Minister of Communications, Information and Technology
- In office 21 March 2011 – 18 March 2016
- Prime Minister: Tuilaepa Aiono Sailele Malielegaoi
- Preceded by: Safuneitu'uga Pa'aga Neri
- Succeeded by: Afamasaga Rico Tupai

Minister of Works, Transport and Infrastructure
- In office 24 April 2006 – 21 March 2011
- Preceded by: Faumuina Tiatia Liuga
- Succeeded by: Manu'alesagalala Enokati Posala

Minister of Agriculture
- In office 20 March 2001 – 24 April 2006
- Preceded by: Va'ai Papu Vailupe
- Succeeded by: Taua Kitiona Seuala

Member of the Samoa Parliament for Vaimauga East
- In office 2 March 2001 – 4 March 2016
- Preceded by: Lenui Avamagalo
- Succeeded by: Sulamanaia Tauiliili Tuivasa

Personal details
- Born: 1952/1953 Territory of Western Samoa
- Died: 27 March 2024 (aged 71) Samoa
- Party: Human Rights Protection Party

= Tuisugaletaua Sofara Aveau =

Samoan politician (1952/1953–2024)

Tuisugaletaua Sofara Aveau (1952/1953 – 27 March 2024) was a Samoan politician and cabinet minister.

==Biography==
Born in 1952/1953, Aveau was a musician. He was first elected to the Legislative Assembly of Samoa in the 2001 election, and was appointed Minister of Agriculture. He was re-elected in the 2006 election and appointed Minister of Works, Transport and Infrastructure. As Minister of Transport he spearheaded the government campaign to change Samoa from left-hand to right-hand driving.

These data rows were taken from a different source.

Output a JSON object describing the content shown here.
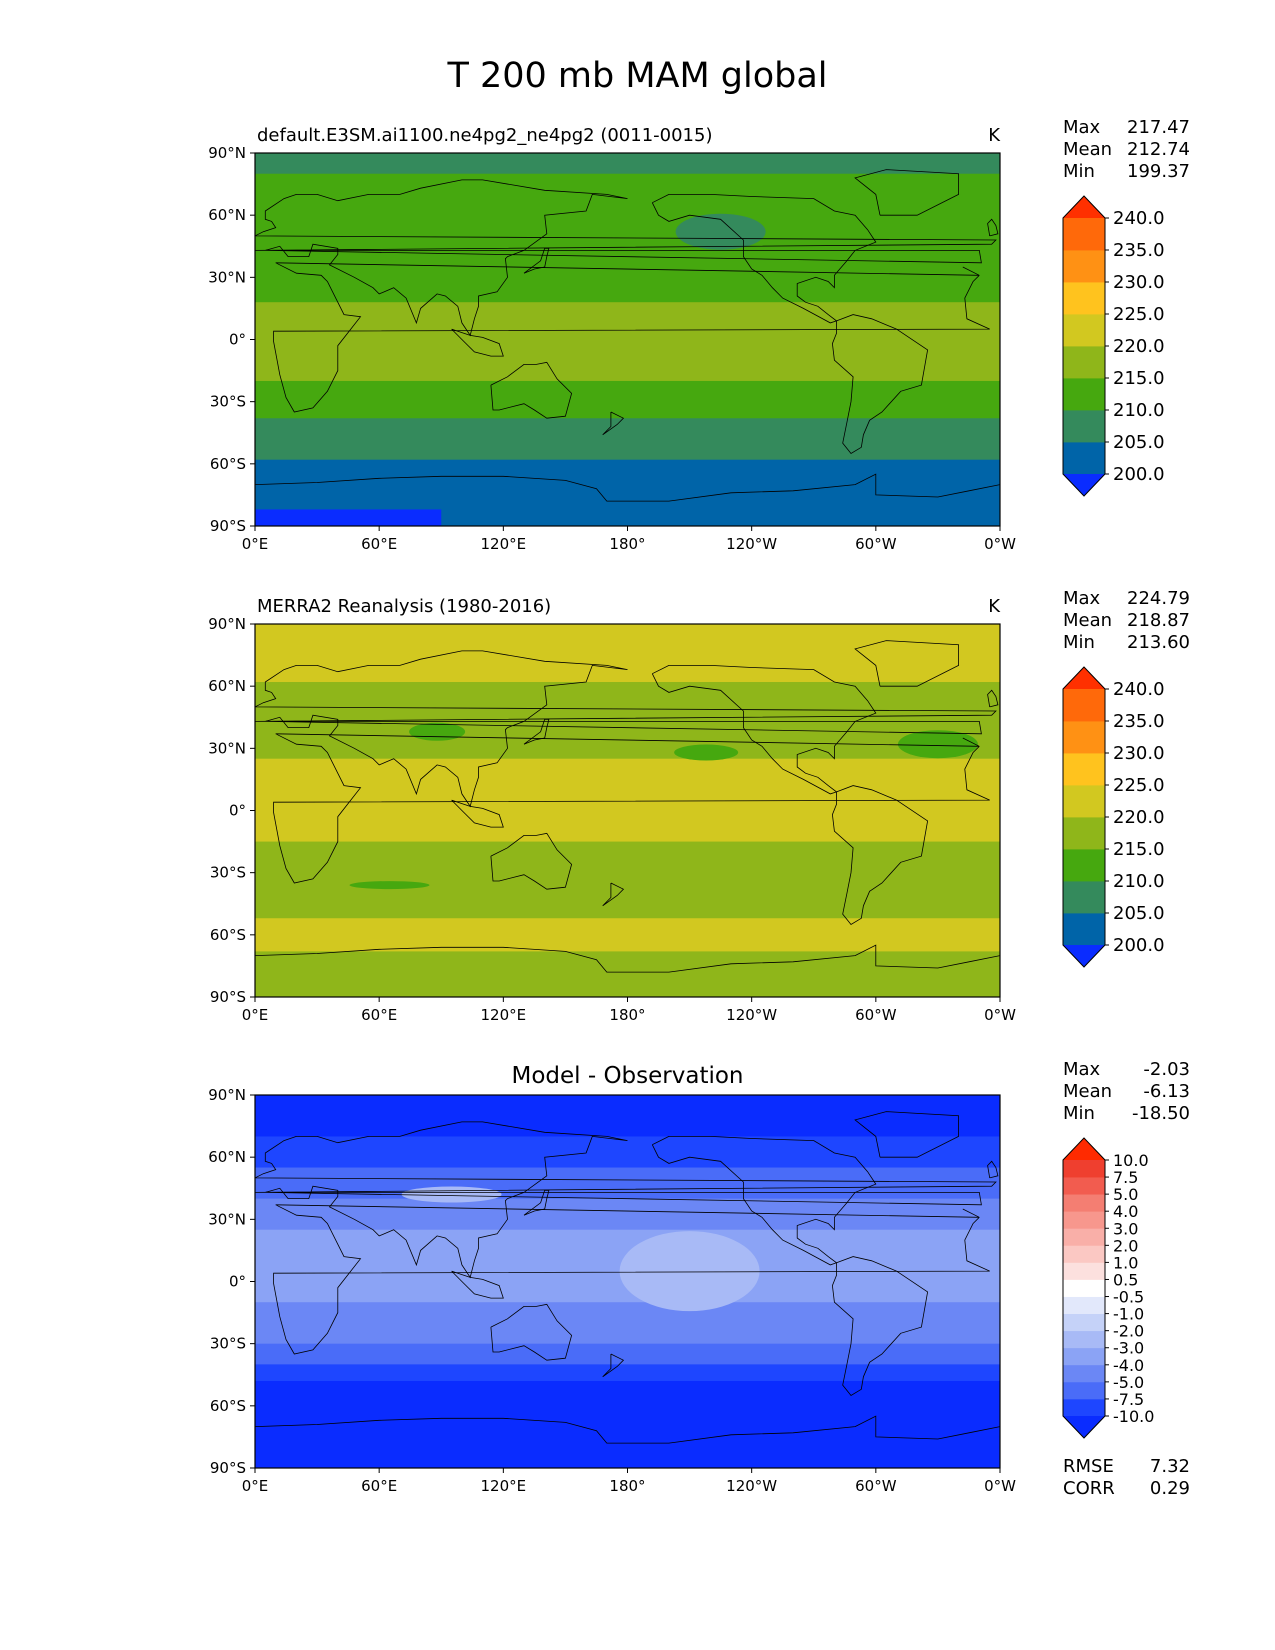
{
  "figure": {
    "title": "T 200 mb MAM global"
  },
  "chart_data": [
    {
      "type": "contourf-map",
      "panel": "test",
      "title_left": "default.E3SM.ai1100.ne4pg2_ne4pg2 (0011-0015)",
      "title_right": "K",
      "title_center": "",
      "units": "K",
      "stats": [
        {
          "label": "Max",
          "value": "217.47"
        },
        {
          "label": "Mean",
          "value": "212.74"
        },
        {
          "label": "Min",
          "value": "199.37"
        }
      ],
      "colorbar": {
        "levels": [
          200.0,
          205.0,
          210.0,
          215.0,
          220.0,
          225.0,
          230.0,
          235.0,
          240.0
        ],
        "tick_labels": [
          "200.0",
          "205.0",
          "210.0",
          "215.0",
          "220.0",
          "225.0",
          "230.0",
          "235.0",
          "240.0"
        ],
        "colors": [
          "#0a2cff",
          "#0064a8",
          "#348a5c",
          "#46a80f",
          "#8fb61a",
          "#d2c820",
          "#ffc31e",
          "#ff9114",
          "#ff690a",
          "#ff3000"
        ],
        "extend": "both"
      },
      "xticks": [
        "0°E",
        "60°E",
        "120°E",
        "180°",
        "120°W",
        "60°W",
        "0°W"
      ],
      "yticks": [
        "90°N",
        "60°N",
        "30°N",
        "0°",
        "30°S",
        "60°S",
        "90°S"
      ],
      "lon_range": [
        0,
        360
      ],
      "lat_range": [
        -90,
        90
      ],
      "field_bands": [
        {
          "lat_from": 90,
          "lat_to": 80,
          "bin": 2
        },
        {
          "lat_from": 80,
          "lat_to": 18,
          "bin": 3
        },
        {
          "lat_from": 18,
          "lat_to": -20,
          "bin": 4
        },
        {
          "lat_from": -20,
          "lat_to": -38,
          "bin": 3
        },
        {
          "lat_from": -38,
          "lat_to": -58,
          "bin": 2
        },
        {
          "lat_from": -58,
          "lat_to": -90,
          "bin": 1
        }
      ]
    },
    {
      "type": "contourf-map",
      "panel": "reference",
      "title_left": "MERRA2 Reanalysis (1980-2016)",
      "title_right": "K",
      "title_center": "",
      "units": "K",
      "stats": [
        {
          "label": "Max",
          "value": "224.79"
        },
        {
          "label": "Mean",
          "value": "218.87"
        },
        {
          "label": "Min",
          "value": "213.60"
        }
      ],
      "colorbar": {
        "levels": [
          200.0,
          205.0,
          210.0,
          215.0,
          220.0,
          225.0,
          230.0,
          235.0,
          240.0
        ],
        "tick_labels": [
          "200.0",
          "205.0",
          "210.0",
          "215.0",
          "220.0",
          "225.0",
          "230.0",
          "235.0",
          "240.0"
        ],
        "colors": [
          "#0a2cff",
          "#0064a8",
          "#348a5c",
          "#46a80f",
          "#8fb61a",
          "#d2c820",
          "#ffc31e",
          "#ff9114",
          "#ff690a",
          "#ff3000"
        ],
        "extend": "both"
      },
      "xticks": [
        "0°E",
        "60°E",
        "120°E",
        "180°",
        "120°W",
        "60°W",
        "0°W"
      ],
      "yticks": [
        "90°N",
        "60°N",
        "30°N",
        "0°",
        "30°S",
        "60°S",
        "90°S"
      ],
      "lon_range": [
        0,
        360
      ],
      "lat_range": [
        -90,
        90
      ],
      "field_bands": [
        {
          "lat_from": 90,
          "lat_to": 62,
          "bin": 5
        },
        {
          "lat_from": 62,
          "lat_to": 25,
          "bin": 4
        },
        {
          "lat_from": 25,
          "lat_to": -15,
          "bin": 5
        },
        {
          "lat_from": -15,
          "lat_to": -52,
          "bin": 4
        },
        {
          "lat_from": -52,
          "lat_to": -68,
          "bin": 5
        },
        {
          "lat_from": -68,
          "lat_to": -90,
          "bin": 4
        }
      ]
    },
    {
      "type": "contourf-map",
      "panel": "difference",
      "title_left": "",
      "title_right": "",
      "title_center": "Model - Observation",
      "units": "K",
      "stats": [
        {
          "label": "Max",
          "value": "-2.03"
        },
        {
          "label": "Mean",
          "value": "-6.13"
        },
        {
          "label": "Min",
          "value": "-18.50"
        }
      ],
      "colorbar": {
        "levels": [
          -10.0,
          -7.5,
          -5.0,
          -4.0,
          -3.0,
          -2.0,
          -1.0,
          -0.5,
          0.5,
          1.0,
          2.0,
          3.0,
          4.0,
          5.0,
          7.5,
          10.0
        ],
        "tick_labels": [
          "-10.0",
          "-7.5",
          "-5.0",
          "-4.0",
          "-3.0",
          "-2.0",
          "-1.0",
          "-0.5",
          "0.5",
          "1.0",
          "2.0",
          "3.0",
          "4.0",
          "5.0",
          "7.5",
          "10.0"
        ],
        "colors": [
          "#0a2cff",
          "#1e46ff",
          "#4a6cf8",
          "#6b87f5",
          "#8ba3f5",
          "#a8baf6",
          "#c5d2f8",
          "#e2e8fb",
          "#ffffff",
          "#fce0de",
          "#fbc8c3",
          "#f9afa8",
          "#f7978d",
          "#f47e72",
          "#f25c4f",
          "#ef3f2f",
          "#ff2a00"
        ],
        "extend": "both"
      },
      "xticks": [
        "0°E",
        "60°E",
        "120°E",
        "180°",
        "120°W",
        "60°W",
        "0°W"
      ],
      "yticks": [
        "90°N",
        "60°N",
        "30°N",
        "0°",
        "30°S",
        "60°S",
        "90°S"
      ],
      "lon_range": [
        0,
        360
      ],
      "lat_range": [
        -90,
        90
      ],
      "field_bands": [
        {
          "lat_from": 90,
          "lat_to": 70,
          "bin": 0
        },
        {
          "lat_from": 70,
          "lat_to": 55,
          "bin": 1
        },
        {
          "lat_from": 55,
          "lat_to": 40,
          "bin": 2
        },
        {
          "lat_from": 40,
          "lat_to": 25,
          "bin": 3
        },
        {
          "lat_from": 25,
          "lat_to": -10,
          "bin": 4
        },
        {
          "lat_from": -10,
          "lat_to": -30,
          "bin": 3
        },
        {
          "lat_from": -30,
          "lat_to": -40,
          "bin": 2
        },
        {
          "lat_from": -40,
          "lat_to": -48,
          "bin": 1
        },
        {
          "lat_from": -48,
          "lat_to": -90,
          "bin": 0
        }
      ],
      "extra_stats": [
        {
          "label": "RMSE",
          "value": "7.32"
        },
        {
          "label": "CORR",
          "value": "0.29"
        }
      ]
    }
  ]
}
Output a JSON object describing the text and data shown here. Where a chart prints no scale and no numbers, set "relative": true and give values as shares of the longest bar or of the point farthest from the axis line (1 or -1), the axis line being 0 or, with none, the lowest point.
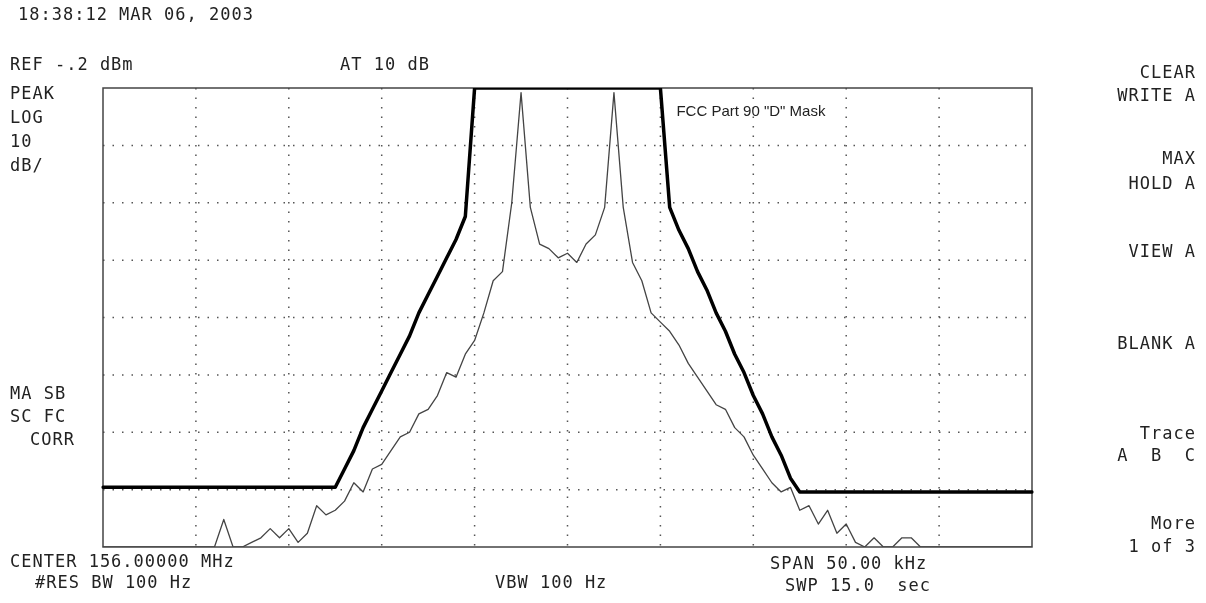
{
  "chart_data": {
    "type": "line",
    "title": "18:38:12 MAR 06, 2003",
    "relative": true,
    "grid": true,
    "legend": false,
    "marker": "none",
    "line_style": "solid",
    "categories": [
      null,
      null,
      null,
      null,
      null,
      null,
      null,
      null,
      null,
      null,
      null,
      null,
      null,
      null,
      null,
      null,
      null,
      null,
      null,
      null,
      null,
      null,
      null,
      null,
      null,
      null,
      null,
      null,
      null,
      null,
      null,
      null,
      null,
      null,
      null,
      null,
      null,
      null,
      null,
      null,
      null,
      null,
      null,
      null,
      null,
      null,
      null,
      null,
      null,
      null,
      null,
      null,
      null,
      null,
      null,
      null,
      null,
      null,
      null,
      null,
      null,
      null,
      null,
      null,
      null,
      null,
      null,
      null,
      null,
      null,
      null,
      null,
      null,
      null,
      null,
      null,
      null,
      null,
      null,
      null,
      null,
      null,
      null,
      null,
      null,
      null,
      null,
      null,
      null,
      null,
      null,
      null,
      null,
      null,
      null,
      null,
      null,
      null,
      null,
      null,
      null
    ],
    "series": [
      {
        "color": "#444444",
        "values": [
          0,
          0,
          0,
          0,
          0,
          0,
          0,
          0,
          0,
          0,
          0,
          0,
          0,
          0.06,
          0,
          0,
          0.01,
          0.02,
          0.04,
          0.02,
          0.04,
          0.01,
          0.03,
          0.09,
          0.07,
          0.08,
          0.1,
          0.14,
          0.12,
          0.17,
          0.18,
          0.21,
          0.24,
          0.25,
          0.29,
          0.3,
          0.33,
          0.38,
          0.37,
          0.42,
          0.45,
          0.51,
          0.58,
          0.6,
          0.75,
          0.99,
          0.74,
          0.66,
          0.65,
          0.63,
          0.64,
          0.62,
          0.66,
          0.68,
          0.74,
          0.99,
          0.74,
          0.62,
          0.58,
          0.51,
          0.49,
          0.47,
          0.44,
          0.4,
          0.37,
          0.34,
          0.31,
          0.3,
          0.26,
          0.24,
          0.2,
          0.17,
          0.14,
          0.12,
          0.13,
          0.08,
          0.09,
          0.05,
          0.08,
          0.03,
          0.05,
          0.01,
          0,
          0.02,
          0,
          0,
          0.02,
          0.02,
          0,
          0,
          0,
          0,
          0,
          0,
          0,
          0,
          0,
          0,
          0,
          0,
          0
        ]
      },
      {
        "name": "FCC Part 90 \"D\" Mask",
        "color": "#000000",
        "values": [
          0.13,
          0.13,
          0.13,
          0.13,
          0.13,
          0.13,
          0.13,
          0.13,
          0.13,
          0.13,
          0.13,
          0.13,
          0.13,
          0.13,
          0.13,
          0.13,
          0.13,
          0.13,
          0.13,
          0.13,
          0.13,
          0.13,
          0.13,
          0.13,
          0.13,
          0.13,
          0.17,
          0.21,
          0.26,
          0.3,
          0.34,
          0.38,
          0.42,
          0.46,
          0.51,
          0.55,
          0.59,
          0.63,
          0.67,
          0.72,
          1,
          1,
          1,
          1,
          1,
          1,
          1,
          1,
          1,
          1,
          1,
          1,
          1,
          1,
          1,
          1,
          1,
          1,
          1,
          1,
          1,
          0.74,
          0.69,
          0.65,
          0.6,
          0.56,
          0.51,
          0.47,
          0.42,
          0.38,
          0.33,
          0.29,
          0.24,
          0.2,
          0.15,
          0.12,
          0.12,
          0.12,
          0.12,
          0.12,
          0.12,
          0.12,
          0.12,
          0.12,
          0.12,
          0.12,
          0.12,
          0.12,
          0.12,
          0.12,
          0.12,
          0.12,
          0.12,
          0.12,
          0.12,
          0.12,
          0.12,
          0.12,
          0.12,
          0.12,
          0.12
        ]
      }
    ],
    "annotations": [
      "REF -.2 dBm",
      "AT 10 dB",
      "PEAK",
      "LOG",
      "10",
      "dB/",
      "MA SB",
      "SC FC",
      "CORR",
      "CENTER 156.00000 MHz",
      "#RES BW 100 Hz",
      "VBW 100 Hz",
      "SPAN 50.00 kHz",
      "SWP 15.0  sec",
      "CLEAR",
      "WRITE A",
      "MAX",
      "HOLD A",
      "VIEW A",
      "BLANK A",
      "Trace",
      "A  B  C",
      "More",
      "1 of 3"
    ]
  }
}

Following the 2011 election he stood unsuccessfully for Deputy leader of the HRPP. He was subsequently appointed Minister of Communications, Information and Technology. In November 2011 he was investigated for assault by police; the complaint was later withdrawn. In 2014 he and his wife composed the theme song for the United Nations Third International Conference on Small Island Developing States.

Aveau lost his seat in the 2016 election. Following his election loss he established the Samoa Banana Farmers Association. He contested the 2021 election as an HRPP candidate, but was unsuccessful.

Aveu died on 27 March 2024, at the age of 71.